Google will pay SpaceX $920M per month for compute

SpaceX has struck another computer deal ahead of its historic IPO, this time with Google. The company announced the deal in a regulatory filing on Friday.
Under the terms of the deal, Google will pay SpaceX $920 million per month from October 2026 through June 2029 for access to “approximately 110,000 NVIDIA GPUs, CPUs, memory and other related components.”
The deal is similar in length and scope to the deal that SpaceX announced with Anthropic at the end of May. As part of that deal, Anthropic agreed to pay SpaceX $1.25 billion per month through 2029 to lease all available computing power from its Colossus 1 data center near Memphis, Tennessee, which xAI – now part of SpaceX – originally built for its own artificial intelligence efforts.
Google’s deal appears to pay for about half the amount of computing power Anthropic will have access to at Colossus 1. SpaceX did not say which specific data center Google would use. CEO Elon Musk has previously suggested that his company would reserve the Colossus 2 data center for xAI.
Anthropic was significantly limited in its computing capacity prior to the deal with SpaceX, increasing its usage limits on the same day the deal was announced. Google is in a very different position, with some estimates considering it the world’s best largest owner of AI computing.

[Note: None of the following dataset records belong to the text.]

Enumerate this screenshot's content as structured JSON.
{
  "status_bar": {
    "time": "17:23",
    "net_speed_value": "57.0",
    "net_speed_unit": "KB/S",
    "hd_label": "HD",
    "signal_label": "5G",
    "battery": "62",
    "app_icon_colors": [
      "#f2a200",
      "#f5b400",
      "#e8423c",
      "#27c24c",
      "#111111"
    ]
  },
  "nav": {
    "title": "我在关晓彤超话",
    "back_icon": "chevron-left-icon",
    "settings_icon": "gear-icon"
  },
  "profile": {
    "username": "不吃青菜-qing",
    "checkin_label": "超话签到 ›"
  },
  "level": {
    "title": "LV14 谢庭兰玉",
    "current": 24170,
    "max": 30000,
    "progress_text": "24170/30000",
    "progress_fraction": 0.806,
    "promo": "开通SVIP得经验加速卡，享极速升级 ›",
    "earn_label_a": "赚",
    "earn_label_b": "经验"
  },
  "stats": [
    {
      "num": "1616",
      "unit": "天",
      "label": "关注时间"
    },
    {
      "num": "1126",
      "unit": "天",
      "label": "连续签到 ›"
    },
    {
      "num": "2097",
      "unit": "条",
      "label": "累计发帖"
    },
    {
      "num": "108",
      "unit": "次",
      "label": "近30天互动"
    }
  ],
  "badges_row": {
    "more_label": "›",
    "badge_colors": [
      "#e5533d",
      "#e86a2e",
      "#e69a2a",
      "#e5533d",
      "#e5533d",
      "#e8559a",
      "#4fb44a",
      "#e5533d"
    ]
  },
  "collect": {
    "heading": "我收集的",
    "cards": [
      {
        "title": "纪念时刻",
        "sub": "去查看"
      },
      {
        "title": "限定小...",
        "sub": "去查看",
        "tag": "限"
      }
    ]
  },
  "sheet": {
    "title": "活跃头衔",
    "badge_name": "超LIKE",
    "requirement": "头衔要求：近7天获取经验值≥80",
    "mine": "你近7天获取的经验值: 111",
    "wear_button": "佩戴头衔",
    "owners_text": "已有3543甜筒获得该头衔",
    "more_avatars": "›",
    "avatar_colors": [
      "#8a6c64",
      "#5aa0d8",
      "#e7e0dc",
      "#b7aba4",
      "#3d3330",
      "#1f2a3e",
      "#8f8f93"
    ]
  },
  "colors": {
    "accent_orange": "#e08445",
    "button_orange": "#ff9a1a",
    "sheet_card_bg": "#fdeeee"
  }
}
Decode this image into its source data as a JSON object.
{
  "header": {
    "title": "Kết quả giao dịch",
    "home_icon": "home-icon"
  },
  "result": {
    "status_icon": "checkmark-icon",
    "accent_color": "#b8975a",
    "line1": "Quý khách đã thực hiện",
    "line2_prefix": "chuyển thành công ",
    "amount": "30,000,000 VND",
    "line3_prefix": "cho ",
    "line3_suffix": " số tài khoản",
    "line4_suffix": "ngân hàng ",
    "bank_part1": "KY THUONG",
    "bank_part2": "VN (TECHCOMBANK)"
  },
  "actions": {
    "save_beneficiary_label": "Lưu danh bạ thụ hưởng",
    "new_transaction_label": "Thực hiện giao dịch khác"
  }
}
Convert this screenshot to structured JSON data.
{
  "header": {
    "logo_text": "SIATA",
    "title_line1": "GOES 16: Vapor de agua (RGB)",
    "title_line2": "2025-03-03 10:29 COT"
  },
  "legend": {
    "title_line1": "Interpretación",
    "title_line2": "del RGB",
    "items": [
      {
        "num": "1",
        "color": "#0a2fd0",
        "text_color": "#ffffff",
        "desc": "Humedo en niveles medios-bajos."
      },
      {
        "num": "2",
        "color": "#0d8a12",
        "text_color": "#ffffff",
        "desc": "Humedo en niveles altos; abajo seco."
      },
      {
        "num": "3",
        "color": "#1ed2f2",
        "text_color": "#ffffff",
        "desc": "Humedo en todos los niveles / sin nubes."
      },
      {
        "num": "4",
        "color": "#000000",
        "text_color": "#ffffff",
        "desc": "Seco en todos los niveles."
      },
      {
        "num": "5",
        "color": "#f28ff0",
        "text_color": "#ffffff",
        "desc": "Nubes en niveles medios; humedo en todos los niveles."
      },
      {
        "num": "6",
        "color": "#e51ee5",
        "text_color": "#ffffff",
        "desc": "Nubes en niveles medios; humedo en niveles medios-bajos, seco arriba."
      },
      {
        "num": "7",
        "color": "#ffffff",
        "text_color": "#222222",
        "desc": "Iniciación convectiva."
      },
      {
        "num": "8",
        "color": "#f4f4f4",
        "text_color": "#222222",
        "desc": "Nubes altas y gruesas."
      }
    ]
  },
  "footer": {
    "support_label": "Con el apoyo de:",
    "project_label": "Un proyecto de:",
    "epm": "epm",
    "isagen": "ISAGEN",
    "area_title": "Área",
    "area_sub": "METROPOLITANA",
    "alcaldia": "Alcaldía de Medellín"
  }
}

In a statement, a Google representative described the deal as a result of unexpected demand for its recently launched AI products. “Google Cloud and SpaceX have been long-time partners,” Google said in a statement. “This is a short-term, temporary agreement to ensure we have a bridge capacity to meet increasing customer demand for our agent platform, Gemini Enterprise, which is even greater than we expected.”
But parent company Alphabet is busy publishing. Alphabet has already done that involved to more than $180 billion in capital expenditures this year and expects this to “increase significantly” by 2027. To help with that, Alphabet recently announced an $80 billion stock sale.
Like the Anthropic deal, the agreement with Google contains a cancellation clause. Both SpaceX and Google have the option to terminate the agreement with 90 days’ notice after December 31, 2026. Google’s access to the data center will be ramped up “at a reduced rate through September,” the filing said.
“If we are unable to provide access to the committed number of GPUs by September 30, 2026, Google may immediately terminate the agreement after a one-month grace period or accept the number of GPUs delivered,” with a reduction in monthly fees.
SpaceX announced the deal just a week before the company’s stock is expected to start trading on the Nasdaq. Paperwork filed with the Securities and Exchange Commission shows the company is looking to raise about $75 billion at a valuation of about $1.75 trillion — making it the largest in history.
Google has been investing in SpaceX for years. Musk’s stake in Musk’s company is expected to be worth more than $100 billion after the IPO. So are the companies reportedly in talks to try to build orbital data centers – a key part of SpaceX’s future plans post-IPO.